The food is pretty good, but things are tense at our table. Still not wanting to really talk much, I deflect Clint's questions.

"So, what have you been watching today?" he attempts to ask casually, but his voice is strained.

"Don't know."

"You don't know? You must've watched half a season by now."

"Oh, you're going to judge me for how much TV I've watched?" I raise my voice slightly, rage filling me much faster than it used to.

"I didn't mean it like that, I swear." His voice is hushed; no doubt he wants to avoid making a scene.

"Really? 'Cause that's what it sounded like! I'm sorry that I'm going through a lot right now. You can't even begin to imagine how I feel."

"I know this is tough for you—I'm not insinuating anything different. Can we please not fight about this?"

"You started this," I huff, arms crossed.

"Maybe this wasn't such a good idea," Clint sighs. "I'll get the check and then we can go."

"Do what you want. I'll find my own way home." I pick up my purse and storm out of the restaurant. After angrily pacing the sidewalk for a minute or so, I decide to walk home, suddenly very grateful I put on tennis shoes. This turns out to be a great idea, as exercise generally helps me clear my mind. By the time I get home, I've figured out a temporary solution.

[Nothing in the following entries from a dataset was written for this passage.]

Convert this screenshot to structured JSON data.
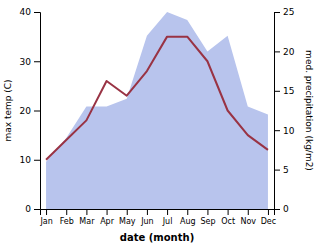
{
  "chart_data": {
    "type": "line",
    "categories": [
      "Jan",
      "Feb",
      "Mar",
      "Apr",
      "May",
      "Jun",
      "Jul",
      "Aug",
      "Sep",
      "Oct",
      "Nov",
      "Dec"
    ],
    "xlabel": "date (month)",
    "ylabel": "max temp (C)",
    "y2label": "med. precipitation (kg/m2)",
    "series": [
      {
        "type": "area",
        "axis": "y2",
        "color": "#b8c4ed",
        "values": [
          6.0,
          9.0,
          13.0,
          13.0,
          14.0,
          22.0,
          25.0,
          24.0,
          20.0,
          22.0,
          13.0,
          12.0
        ]
      },
      {
        "type": "line",
        "color": "#993344",
        "values": [
          10.0,
          14.0,
          18.0,
          26.0,
          23.0,
          28.0,
          35.0,
          35.0,
          30.0,
          20.0,
          15.0,
          12.0
        ]
      }
    ],
    "ylim": [
      0,
      40
    ],
    "yticks": [
      0,
      10,
      20,
      30,
      40
    ],
    "y2lim": [
      0,
      25
    ],
    "y2ticks": [
      0,
      5,
      10,
      15,
      20,
      25
    ]
  }
}
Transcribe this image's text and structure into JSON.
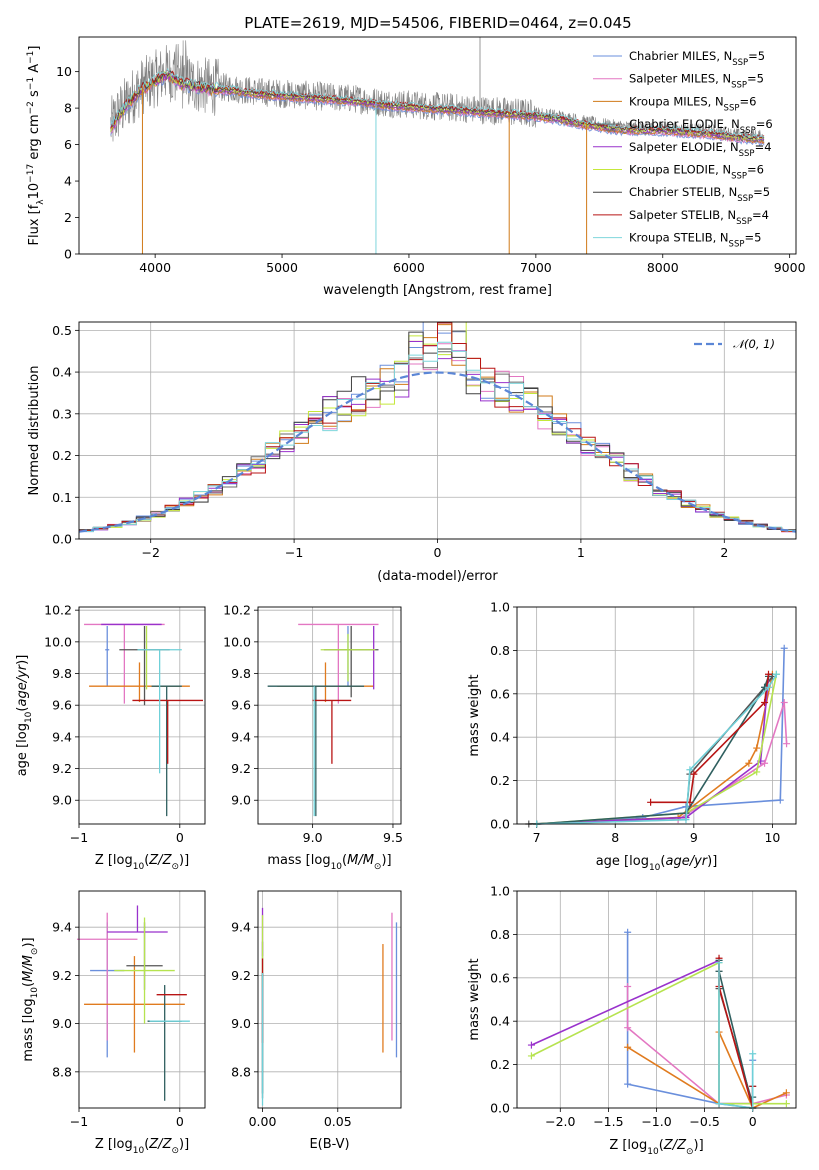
{
  "figure": {
    "title": "PLATE=2619, MJD=54506, FIBERID=0464, z=0.045"
  },
  "series_styles": [
    {
      "name": "Chabrier MILES",
      "nssp": "5",
      "color": "#6a8fdc",
      "panel_color": "#6a8fdc"
    },
    {
      "name": "Salpeter MILES",
      "nssp": "5",
      "color": "#e377c2",
      "panel_color": "#e377c2"
    },
    {
      "name": "Kroupa MILES",
      "nssp": "6",
      "color": "#d07a18",
      "panel_color": "#e07b1f"
    },
    {
      "name": "Chabrier ELODIE",
      "nssp": "6",
      "color": "#6b6b6b",
      "panel_color": "#555555"
    },
    {
      "name": "Salpeter ELODIE",
      "nssp": "4",
      "color": "#9932cc",
      "panel_color": "#9932cc"
    },
    {
      "name": "Kroupa ELODIE",
      "nssp": "6",
      "color": "#c5e83a",
      "panel_color": "#b6e34f"
    },
    {
      "name": "Chabrier STELIB",
      "nssp": "5",
      "color": "#404040",
      "panel_color": "#2f5f5f"
    },
    {
      "name": "Salpeter STELIB",
      "nssp": "4",
      "color": "#b81414",
      "panel_color": "#b81414"
    },
    {
      "name": "Kroupa STELIB",
      "nssp": "5",
      "color": "#7fd6dc",
      "panel_color": "#6fd0d8"
    }
  ],
  "chart_data": [
    {
      "id": "spectrum",
      "type": "line",
      "title": "PLATE=2619, MJD=54506, FIBERID=0464, z=0.045",
      "xlabel": "wavelength [Angstrom, rest frame]",
      "ylabel": "Flux [f_λ 10^-17 erg cm^-2 s^-1 A^-1]",
      "xlim": [
        3400,
        9050
      ],
      "ylim": [
        0,
        11.9
      ],
      "xticks": [
        4000,
        5000,
        6000,
        7000,
        8000,
        9000
      ],
      "yticks": [
        0,
        2,
        4,
        6,
        8,
        10
      ],
      "grid": false,
      "legend": "upper right",
      "data_flux_envelope": {
        "x": [
          3650,
          3700,
          3800,
          3900,
          4000,
          4100,
          4200,
          4400,
          4600,
          4800,
          5000,
          5200,
          5400,
          5600,
          5800,
          6000,
          6200,
          6400,
          6600,
          6800,
          7000,
          7200,
          7400,
          7600,
          7800,
          8000,
          8200,
          8400,
          8600,
          8800
        ],
        "y": [
          7.0,
          7.6,
          8.5,
          9.2,
          9.6,
          10.0,
          9.5,
          9.2,
          9.1,
          8.9,
          8.8,
          8.7,
          8.6,
          8.5,
          8.3,
          8.2,
          8.1,
          8.0,
          7.9,
          7.8,
          7.7,
          7.5,
          7.2,
          7.0,
          6.9,
          6.9,
          6.8,
          6.7,
          6.5,
          6.4
        ]
      },
      "spikes": [
        {
          "x": 3900,
          "y": 0
        },
        {
          "x": 5740,
          "y": 0
        },
        {
          "x": 6790,
          "y": 0
        },
        {
          "x": 7400,
          "y": 0
        },
        {
          "x": 6560,
          "y": 11.9
        }
      ]
    },
    {
      "id": "residual-histogram",
      "type": "histogram",
      "xlabel": "(data-model)/error",
      "ylabel": "Normed distribution",
      "xlim": [
        -2.5,
        2.5
      ],
      "ylim": [
        0,
        0.52
      ],
      "xticks": [
        -2,
        -1,
        0,
        1,
        2
      ],
      "yticks": [
        0.0,
        0.1,
        0.2,
        0.3,
        0.4,
        0.5
      ],
      "grid": true,
      "bin_width": 0.1,
      "reference_curve": {
        "label": "𝒩(0, 1)",
        "mean": 0,
        "sigma": 1,
        "style": "dashed",
        "color": "#5b86d6"
      }
    },
    {
      "id": "age-vs-Z",
      "type": "errorbar",
      "xlabel": "Z [log10(Z/Z⊙)]",
      "ylabel": "age [log10(age/yr)]",
      "xlim": [
        -1.0,
        0.25
      ],
      "ylim": [
        8.85,
        10.22
      ],
      "xticks": [
        -1,
        0
      ],
      "yticks": [
        9.0,
        9.2,
        9.4,
        9.6,
        9.8,
        10.0,
        10.2
      ],
      "grid": true,
      "points": [
        {
          "series": 0,
          "x": -0.72,
          "y": 9.95,
          "xerr": 0.02,
          "yerr_lo": 0.23,
          "yerr_hi": 0.15
        },
        {
          "series": 1,
          "x": -0.55,
          "y": 10.11,
          "xerr": 0.4,
          "yerr_lo": 0.5,
          "yerr_hi": 0.0
        },
        {
          "series": 2,
          "x": -0.4,
          "y": 9.72,
          "xerr": 0.5,
          "yerr_lo": 0.1,
          "yerr_hi": 0.15
        },
        {
          "series": 3,
          "x": -0.35,
          "y": 9.95,
          "xerr": 0.25,
          "yerr_lo": 0.35,
          "yerr_hi": 0.15
        },
        {
          "series": 4,
          "x": -0.48,
          "y": 10.11,
          "xerr": 0.3,
          "yerr_lo": 0.0,
          "yerr_hi": 0.0
        },
        {
          "series": 5,
          "x": -0.33,
          "y": 9.95,
          "xerr": 0.0,
          "yerr_lo": 0.25,
          "yerr_hi": 0.15
        },
        {
          "series": 6,
          "x": -0.13,
          "y": 9.72,
          "xerr": 0.15,
          "yerr_lo": 0.82,
          "yerr_hi": 0.0
        },
        {
          "series": 7,
          "x": -0.12,
          "y": 9.63,
          "xerr": 0.35,
          "yerr_lo": 0.4,
          "yerr_hi": 0.0
        },
        {
          "series": 8,
          "x": -0.2,
          "y": 9.95,
          "xerr": 0.22,
          "yerr_lo": 0.78,
          "yerr_hi": 0.0
        }
      ]
    },
    {
      "id": "age-vs-mass",
      "type": "errorbar",
      "xlabel": "mass [log10(M/M⊙)]",
      "ylabel": "",
      "xlim": [
        8.66,
        9.55
      ],
      "ylim": [
        8.85,
        10.22
      ],
      "xticks": [
        9.0,
        9.5
      ],
      "yticks": [
        9.0,
        9.2,
        9.4,
        9.6,
        9.8,
        10.0,
        10.2
      ],
      "grid": true,
      "points": [
        {
          "series": 0,
          "x": 9.22,
          "y": 9.95,
          "xerr": 0.0,
          "yerr_lo": 0.23,
          "yerr_hi": 0.15
        },
        {
          "series": 1,
          "x": 9.16,
          "y": 10.11,
          "xerr": 0.25,
          "yerr_lo": 0.5,
          "yerr_hi": 0.0
        },
        {
          "series": 2,
          "x": 9.08,
          "y": 9.72,
          "xerr": 0.3,
          "yerr_lo": 0.1,
          "yerr_hi": 0.15
        },
        {
          "series": 3,
          "x": 9.24,
          "y": 9.95,
          "xerr": 0.17,
          "yerr_lo": 0.3,
          "yerr_hi": 0.15
        },
        {
          "series": 4,
          "x": 9.38,
          "y": 9.9,
          "xerr": 0.0,
          "yerr_lo": 0.2,
          "yerr_hi": 0.2
        },
        {
          "series": 5,
          "x": 9.22,
          "y": 9.95,
          "xerr": 0.17,
          "yerr_lo": 0.2,
          "yerr_hi": 0.1
        },
        {
          "series": 6,
          "x": 9.02,
          "y": 9.72,
          "xerr": 0.3,
          "yerr_lo": 0.82,
          "yerr_hi": 0.0
        },
        {
          "series": 7,
          "x": 9.12,
          "y": 9.63,
          "xerr": 0.12,
          "yerr_lo": 0.4,
          "yerr_hi": 0.0
        },
        {
          "series": 8,
          "x": 9.01,
          "y": 9.72,
          "xerr": 0.0,
          "yerr_lo": 0.82,
          "yerr_hi": 0.0
        }
      ]
    },
    {
      "id": "mass-weight-vs-age",
      "type": "line",
      "xlabel": "age [log10(age/yr)]",
      "ylabel": "mass weight",
      "xlim": [
        6.75,
        10.3
      ],
      "ylim": [
        0,
        1.0
      ],
      "xticks": [
        7,
        8,
        9,
        10
      ],
      "yticks": [
        0.0,
        0.2,
        0.4,
        0.6,
        0.8,
        1.0
      ],
      "grid": true,
      "series": [
        {
          "series": 0,
          "x": [
            7.0,
            8.35,
            8.9,
            10.1,
            10.15
          ],
          "y": [
            0.0,
            0.03,
            0.08,
            0.11,
            0.81
          ]
        },
        {
          "series": 1,
          "x": [
            7.0,
            8.8,
            9.9,
            10.15,
            10.18
          ],
          "y": [
            0.0,
            0.02,
            0.28,
            0.56,
            0.37
          ]
        },
        {
          "series": 2,
          "x": [
            7.0,
            8.8,
            9.7,
            9.8,
            10.0
          ],
          "y": [
            0.0,
            0.03,
            0.28,
            0.35,
            0.69
          ]
        },
        {
          "series": 3,
          "x": [
            6.9,
            8.9,
            8.95,
            9.9,
            10.0
          ],
          "y": [
            0.0,
            0.03,
            0.23,
            0.63,
            0.68
          ]
        },
        {
          "series": 4,
          "x": [
            7.0,
            8.9,
            9.85,
            9.95
          ],
          "y": [
            0.0,
            0.03,
            0.29,
            0.68
          ]
        },
        {
          "series": 5,
          "x": [
            7.0,
            8.9,
            9.8,
            10.05
          ],
          "y": [
            0.0,
            0.05,
            0.24,
            0.69
          ]
        },
        {
          "series": 6,
          "x": [
            7.0,
            8.9,
            9.9,
            9.95
          ],
          "y": [
            0.0,
            0.05,
            0.63,
            0.68
          ]
        },
        {
          "series": 7,
          "x": [
            8.45,
            8.95,
            9.0,
            9.9,
            9.95
          ],
          "y": [
            0.1,
            0.1,
            0.23,
            0.56,
            0.69
          ]
        },
        {
          "series": 8,
          "x": [
            7.0,
            8.9,
            8.95,
            9.95,
            10.05
          ],
          "y": [
            0.0,
            0.02,
            0.25,
            0.63,
            0.69
          ]
        }
      ]
    },
    {
      "id": "mass-vs-Z",
      "type": "errorbar",
      "xlabel": "Z [log10(Z/Z⊙)]",
      "ylabel": "mass [log10(M/M⊙)]",
      "xlim": [
        -1.0,
        0.25
      ],
      "ylim": [
        8.65,
        9.55
      ],
      "xticks": [
        -1,
        0
      ],
      "yticks": [
        8.8,
        9.0,
        9.2,
        9.4
      ],
      "grid": true,
      "points": [
        {
          "series": 0,
          "x": -0.72,
          "y": 9.22,
          "xerr": 0.17,
          "yerr_lo": 0.36,
          "yerr_hi": 0.2
        },
        {
          "series": 1,
          "x": -0.72,
          "y": 9.35,
          "xerr": 0.3,
          "yerr_lo": 0.42,
          "yerr_hi": 0.11
        },
        {
          "series": 2,
          "x": -0.45,
          "y": 9.08,
          "xerr": 0.5,
          "yerr_lo": 0.2,
          "yerr_hi": 0.2
        },
        {
          "series": 3,
          "x": -0.35,
          "y": 9.24,
          "xerr": 0.18,
          "yerr_lo": 0.1,
          "yerr_hi": 0.18
        },
        {
          "series": 4,
          "x": -0.42,
          "y": 9.38,
          "xerr": 0.3,
          "yerr_lo": 0.0,
          "yerr_hi": 0.11
        },
        {
          "series": 5,
          "x": -0.35,
          "y": 9.22,
          "xerr": 0.3,
          "yerr_lo": 0.22,
          "yerr_hi": 0.22
        },
        {
          "series": 6,
          "x": -0.15,
          "y": 9.01,
          "xerr": 0.17,
          "yerr_lo": 0.33,
          "yerr_hi": 0.15
        },
        {
          "series": 7,
          "x": -0.08,
          "y": 9.12,
          "xerr": 0.15,
          "yerr_lo": 0.0,
          "yerr_hi": 0.0
        },
        {
          "series": 8,
          "x": -0.1,
          "y": 9.01,
          "xerr": 0.2,
          "yerr_lo": 0.0,
          "yerr_hi": 0.0
        }
      ]
    },
    {
      "id": "mass-vs-EBV",
      "type": "errorbar",
      "xlabel": "E(B-V)",
      "ylabel": "",
      "xlim": [
        -0.003,
        0.092
      ],
      "ylim": [
        8.65,
        9.55
      ],
      "xticks": [
        0.0,
        0.05
      ],
      "yticks": [
        8.8,
        9.0,
        9.2,
        9.4
      ],
      "grid": true,
      "points": [
        {
          "series": 0,
          "x": 0.089,
          "y": 9.22,
          "xerr": 0.0,
          "yerr_lo": 0.36,
          "yerr_hi": 0.2
        },
        {
          "series": 1,
          "x": 0.086,
          "y": 9.35,
          "xerr": 0.0,
          "yerr_lo": 0.42,
          "yerr_hi": 0.11
        },
        {
          "series": 2,
          "x": 0.08,
          "y": 9.08,
          "xerr": 0.0,
          "yerr_lo": 0.2,
          "yerr_hi": 0.25
        },
        {
          "series": 3,
          "x": 0.0,
          "y": 9.24,
          "xerr": 0.0,
          "yerr_lo": 0.55,
          "yerr_hi": 0.1
        },
        {
          "series": 4,
          "x": 0.0,
          "y": 9.38,
          "xerr": 0.0,
          "yerr_lo": 0.1,
          "yerr_hi": 0.1
        },
        {
          "series": 5,
          "x": 0.0,
          "y": 9.35,
          "xerr": 0.0,
          "yerr_lo": 0.2,
          "yerr_hi": 0.1
        },
        {
          "series": 6,
          "x": 0.0,
          "y": 9.01,
          "xerr": 0.0,
          "yerr_lo": 0.3,
          "yerr_hi": 0.2
        },
        {
          "series": 7,
          "x": 0.0,
          "y": 9.12,
          "xerr": 0.0,
          "yerr_lo": 0.2,
          "yerr_hi": 0.15
        },
        {
          "series": 8,
          "x": 0.0,
          "y": 9.01,
          "xerr": 0.0,
          "yerr_lo": 0.35,
          "yerr_hi": 0.2
        }
      ]
    },
    {
      "id": "mass-weight-vs-Z",
      "type": "line",
      "xlabel": "Z [log10(Z/Z⊙)]",
      "ylabel": "mass weight",
      "xlim": [
        -2.45,
        0.45
      ],
      "ylim": [
        0,
        1.0
      ],
      "xticks": [
        -2.0,
        -1.5,
        -1.0,
        -0.5,
        0.0
      ],
      "yticks": [
        0.0,
        0.2,
        0.4,
        0.6,
        0.8,
        1.0
      ],
      "grid": true,
      "series": [
        {
          "series": 0,
          "x": [
            -1.3,
            -1.3,
            -0.35,
            0.0,
            0.0
          ],
          "y": [
            0.81,
            0.11,
            0.02,
            0.0,
            0.22
          ]
        },
        {
          "series": 1,
          "x": [
            -1.3,
            -1.3,
            -0.35,
            0.0,
            0.35
          ],
          "y": [
            0.56,
            0.37,
            0.02,
            0.02,
            0.06
          ]
        },
        {
          "series": 2,
          "x": [
            -1.3,
            -0.35,
            -0.35,
            0.0,
            0.35
          ],
          "y": [
            0.28,
            0.02,
            0.35,
            0.0,
            0.07
          ]
        },
        {
          "series": 3,
          "x": [
            -0.35,
            -0.35,
            -0.35,
            0.0,
            0.0
          ],
          "y": [
            0.68,
            0.63,
            0.55,
            0.02,
            0.1
          ]
        },
        {
          "series": 4,
          "x": [
            -2.3,
            -0.35,
            -0.35,
            0.0
          ],
          "y": [
            0.29,
            0.68,
            0.02,
            0.02
          ]
        },
        {
          "series": 5,
          "x": [
            -2.3,
            -0.35,
            -0.35,
            0.0,
            0.35
          ],
          "y": [
            0.24,
            0.67,
            0.02,
            0.02,
            0.02
          ]
        },
        {
          "series": 6,
          "x": [
            -0.35,
            -0.35,
            0.0,
            0.0
          ],
          "y": [
            0.68,
            0.63,
            0.0,
            0.05
          ]
        },
        {
          "series": 7,
          "x": [
            -0.35,
            -0.35,
            0.0,
            0.0
          ],
          "y": [
            0.69,
            0.56,
            0.0,
            0.1
          ]
        },
        {
          "series": 8,
          "x": [
            -0.35,
            -0.35,
            0.0,
            0.0
          ],
          "y": [
            0.67,
            0.02,
            0.0,
            0.25
          ]
        }
      ]
    }
  ]
}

"There you are! Did you walk home?" Clint exclaims when I finally come in the front door.

"I did," I reply tersely. I walk right past him and up the stairs to our room, where I grab a small suitcase out of my closet.

"Nat? What's going on?" Clint follows close behind me.

"This isn't working."

"What isn't working?"

"This! I... I need some space. I'm going to stay with Jenna and Steve for a few days." I carelessly throw clothes into the suitcase.

"Natasha, we can work this out, just give it time!" Clint pleads.

"I can't stay in this house anymore! I need a break from all of this. Every time I see you, grief is etched all over your face. That's why I can hardly look at you; each reminder of what we lost reopens the gaping wound I feel in my chest. I know you want me to just bounce back and act like it never happened, but I can't. So please, give me a little space to figure out how I can live with this."

"Okay. But you have to know I never expected you to just 'bounce back.' This past month has been incredibly traumatic for you, and all I want is for you to feel better. If a little distance is what will help, then so be it. Please, let me know as soon as you're ready to talk again."

"Thank you for understanding." Suitcase in hand, I head back downstairs.

"I love you," Clint says as I open the door.

"I know." I close the door behind me, waiting until I've driven a few blocks away to whisper, "forever and always."